Searching Data Objects

You can use the dx ls command to list the objects in your current project. You can learn which project and folder you are currently in by using the command dx pwd. Using glob patterns, you can broaden your search for objects by specifying filenames with wildcard characters such as * and ?. An asterisk (*) is used to represent zero or more characters in a string, and a question mark (?) represents exactly one character.

Searching Objects with Glob Patterns

Searching objects in your current folder

By listing objects in your current directory with the wildcard characters * and ?, you can search for objects with a filename using a glob pattern.

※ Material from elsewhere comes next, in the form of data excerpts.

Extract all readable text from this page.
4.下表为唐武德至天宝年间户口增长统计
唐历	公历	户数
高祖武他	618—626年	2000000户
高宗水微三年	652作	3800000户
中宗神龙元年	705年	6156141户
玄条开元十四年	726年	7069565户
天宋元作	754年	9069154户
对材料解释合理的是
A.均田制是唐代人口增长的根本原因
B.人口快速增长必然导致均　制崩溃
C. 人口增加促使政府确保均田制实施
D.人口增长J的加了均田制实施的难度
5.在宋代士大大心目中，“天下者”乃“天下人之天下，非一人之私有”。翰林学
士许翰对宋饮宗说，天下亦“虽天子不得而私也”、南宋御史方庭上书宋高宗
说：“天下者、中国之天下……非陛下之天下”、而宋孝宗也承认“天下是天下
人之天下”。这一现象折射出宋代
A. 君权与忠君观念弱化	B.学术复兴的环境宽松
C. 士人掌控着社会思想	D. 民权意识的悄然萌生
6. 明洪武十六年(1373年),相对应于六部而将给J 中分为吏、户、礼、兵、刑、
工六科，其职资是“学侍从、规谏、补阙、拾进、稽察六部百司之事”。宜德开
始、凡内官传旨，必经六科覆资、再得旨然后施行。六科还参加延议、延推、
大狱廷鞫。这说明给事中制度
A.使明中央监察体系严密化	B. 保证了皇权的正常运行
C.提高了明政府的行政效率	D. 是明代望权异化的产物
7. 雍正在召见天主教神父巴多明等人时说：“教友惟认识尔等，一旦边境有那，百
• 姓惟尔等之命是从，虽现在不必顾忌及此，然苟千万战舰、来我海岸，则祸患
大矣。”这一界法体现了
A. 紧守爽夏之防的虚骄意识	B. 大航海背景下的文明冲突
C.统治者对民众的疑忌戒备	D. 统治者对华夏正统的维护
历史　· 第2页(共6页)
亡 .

Here we take folder "C. Elegans - Ce10/" in the public project "Reference Genome Files" (platform login required to access this link) and walk through these examples:

Print the current working directory

$ dx select "Reference Genome Files" $ dx cd "C. Elegans - Ce10/" $ dx pwd # Print current working directory Reference Genome Files:/C. Elegans - Ce10

List folders and/or objects in a folder

$ dx ls ce10.bt2-index.tar.gz ce10.bwa-index.tar.gz ce10.cw2-index.tar.gz ce10.fasta.fai ce10.fasta.gz ce10.hisat2-index.tar.gz ce10.star-index.tar.gz ce10.tmap-index.tar.gz

List objects named using a pattern

$ dx ls ‘*.fa*’ # List objects with filenames of the pattern "*.fa*" ce10.fasta.fai ce10.fasta.gz $ dx ls ce10.???-index.tar.gz # List objects with filenames of the pattern "ce10.???-index.tar.gz" ce10.cw2-index.tar.gz ce10.bt2-index.tar.gz ce10.bwa-index.tar.gz

Searching over all objects in the current project

If you wish to search the entire project with a filename pattern, you can utilize the command dx find data --name with the wildcard characters. Unless --path or --all-projects is specified, dx find data searches data under the current project. Below, we use the command dx find data in the public project "Reference Genome Files" (platform login required to access this link) using the --name option to specify the filename of objects that we're searching for.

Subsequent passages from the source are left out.